On the other hand, fiber can form solutions with the gastrointestinal content, so that the substances that have to be absorbed are more difficult to do, as happens to glucose (sugar) and fats. Thanks to this function, fiber contributes to the prevention of multiple diseases such as cardiovascular disease, diabetes, as has been shown in innumerable epidemiological studies.
Proteins
Chia contains 19-23% protein. A larger quantity than traditional cereals such as wheat (13.7%), maize (9.4%), rice (6.5%), oats (16.9%) and barley (12.5%). The results indicate that Chia Benexia is a good quality protein source and suggest the importance of incorporating this non-traditional food source into the usual diet as a complement to other foods.
Chia protein is gluten free. Gluten causes celiac disease.
Vitamin B
Chia is a good source of vitamin B. If you compare the vitamin content of chia with other cereals, it is shown to be higher in niacin than corn, soybeans, and rice. The content of thiamin and riboflavin is similar to that of rice and corn.
La Chia is an excellent source of calcium, phosphorus, magnesium, potassium, iron, zinc and copper.
Chia has 6 times more calcium, 11 times more phosphorus and 4 times more potassium in 100 gr. Than milk.
Iron levels of chia, are very high being this level unusual for seeds. Comparing the level of iron containing chia with other traditional products that are known as sources of this mineral, chia has 6, 1.8 and 2.4 times more iron in 100 gr. Than spinach, lentils and liver, respectively.
Antioxidants
Air pollution, tobacco smoke, herbicides, pesticides or certain fats are some examples of elements that generate free radicals that we ingest or inhale. This excess can not be eliminated by the body and they damage the membranes of our cells, finally coming to destroy and mutate, thus facilitating the way for the development of different types of diseases. Antioxidants are a group of plant compounds that block the damaging effect of so-called free radicals. Most antioxidants are found in plant foods, which means that including fruits, vegetables, vegetables and whole grains in our diet is so beneficial.
The most important antioxidants that contain chia are Chlorogenic acid and Caffeic acid, in addition to containing Miricetine, Quercetin and Kaempferol. Both compounds are primary and synergistic antioxidants and contribute in greater proportion to the strong antioxidant activity of chia.
Many researches show that Quercetin is a powerful antioxidant capable of preventing the oxidation of fats, proteins and DNA and that these antioxidant properties are significantly more effective than other flavonoid compounds.

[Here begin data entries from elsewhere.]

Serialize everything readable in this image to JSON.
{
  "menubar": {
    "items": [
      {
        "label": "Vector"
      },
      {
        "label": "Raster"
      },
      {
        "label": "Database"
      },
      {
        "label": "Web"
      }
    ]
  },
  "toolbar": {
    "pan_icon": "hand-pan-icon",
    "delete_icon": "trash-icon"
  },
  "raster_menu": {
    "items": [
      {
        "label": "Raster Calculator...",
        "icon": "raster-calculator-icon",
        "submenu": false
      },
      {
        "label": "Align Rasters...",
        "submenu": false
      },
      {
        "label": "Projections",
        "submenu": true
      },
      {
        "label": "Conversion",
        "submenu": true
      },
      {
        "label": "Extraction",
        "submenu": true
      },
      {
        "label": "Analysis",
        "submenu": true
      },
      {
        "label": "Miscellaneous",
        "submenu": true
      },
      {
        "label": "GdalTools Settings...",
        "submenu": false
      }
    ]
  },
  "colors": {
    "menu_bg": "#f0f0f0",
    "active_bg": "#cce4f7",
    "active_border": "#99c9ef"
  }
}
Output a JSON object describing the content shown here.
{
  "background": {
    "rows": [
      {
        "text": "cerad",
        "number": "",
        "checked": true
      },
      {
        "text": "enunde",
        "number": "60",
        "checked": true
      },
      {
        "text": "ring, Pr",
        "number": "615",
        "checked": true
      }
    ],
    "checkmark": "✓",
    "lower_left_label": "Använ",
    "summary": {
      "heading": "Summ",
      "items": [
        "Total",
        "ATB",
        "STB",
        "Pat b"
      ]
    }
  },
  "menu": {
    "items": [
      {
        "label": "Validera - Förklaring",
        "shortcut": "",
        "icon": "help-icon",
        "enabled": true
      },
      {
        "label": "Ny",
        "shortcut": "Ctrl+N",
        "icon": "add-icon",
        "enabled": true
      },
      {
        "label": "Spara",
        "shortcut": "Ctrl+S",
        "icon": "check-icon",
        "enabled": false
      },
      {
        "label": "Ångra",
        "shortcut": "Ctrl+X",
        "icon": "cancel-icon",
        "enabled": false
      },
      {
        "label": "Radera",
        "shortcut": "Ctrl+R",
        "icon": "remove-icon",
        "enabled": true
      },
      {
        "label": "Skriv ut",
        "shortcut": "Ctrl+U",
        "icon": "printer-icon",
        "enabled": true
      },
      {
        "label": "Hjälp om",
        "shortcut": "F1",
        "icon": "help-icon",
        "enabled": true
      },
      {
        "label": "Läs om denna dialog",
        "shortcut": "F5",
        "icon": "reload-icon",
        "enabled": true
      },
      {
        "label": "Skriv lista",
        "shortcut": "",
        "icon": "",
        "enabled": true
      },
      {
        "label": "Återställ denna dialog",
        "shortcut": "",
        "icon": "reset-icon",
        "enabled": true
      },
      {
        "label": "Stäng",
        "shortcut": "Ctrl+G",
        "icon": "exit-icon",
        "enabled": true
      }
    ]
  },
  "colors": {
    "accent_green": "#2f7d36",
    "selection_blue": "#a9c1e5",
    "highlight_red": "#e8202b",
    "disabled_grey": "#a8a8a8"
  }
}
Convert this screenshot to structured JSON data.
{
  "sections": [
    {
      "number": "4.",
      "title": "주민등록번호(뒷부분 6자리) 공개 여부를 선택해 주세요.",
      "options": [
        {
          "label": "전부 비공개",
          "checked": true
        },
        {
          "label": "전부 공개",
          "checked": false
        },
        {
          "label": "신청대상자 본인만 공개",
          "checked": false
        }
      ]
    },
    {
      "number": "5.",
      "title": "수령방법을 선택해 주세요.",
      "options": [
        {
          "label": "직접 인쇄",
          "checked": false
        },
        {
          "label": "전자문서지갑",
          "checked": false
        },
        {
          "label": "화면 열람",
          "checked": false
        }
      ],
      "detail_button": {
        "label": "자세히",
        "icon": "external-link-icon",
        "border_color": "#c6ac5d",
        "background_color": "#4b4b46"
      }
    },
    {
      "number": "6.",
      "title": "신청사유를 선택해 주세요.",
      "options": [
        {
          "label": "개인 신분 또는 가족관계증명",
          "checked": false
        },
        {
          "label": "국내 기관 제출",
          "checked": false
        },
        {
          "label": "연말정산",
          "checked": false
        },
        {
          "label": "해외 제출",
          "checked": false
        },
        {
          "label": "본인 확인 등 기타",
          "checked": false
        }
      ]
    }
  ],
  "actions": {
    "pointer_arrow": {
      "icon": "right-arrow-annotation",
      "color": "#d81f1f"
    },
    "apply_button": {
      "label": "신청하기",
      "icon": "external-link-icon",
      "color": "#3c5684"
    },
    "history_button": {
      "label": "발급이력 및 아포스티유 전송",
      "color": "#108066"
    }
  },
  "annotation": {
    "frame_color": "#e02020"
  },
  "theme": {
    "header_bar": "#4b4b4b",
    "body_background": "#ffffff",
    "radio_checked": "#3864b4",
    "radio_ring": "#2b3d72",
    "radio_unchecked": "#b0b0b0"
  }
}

Caffeic acid and Chlorogenic acid, protect from free radicals and inhibit fat peroxidation. These antioxidant properties are much stronger than those of ferulic acid, in addition to common antioxidants like vitamin C (ascorbic acid) and vitamin E (alpha-tocopherol)
Epidemiological studies indicate that consumption of high levels of foods and beverages rich in antioxidant compounds can protect against cardiovascular disease, lung cancer and stomach cancer. In particular, flavonoids such as Quercetin have a close relationship in reducing the risk of cardiovascular disease.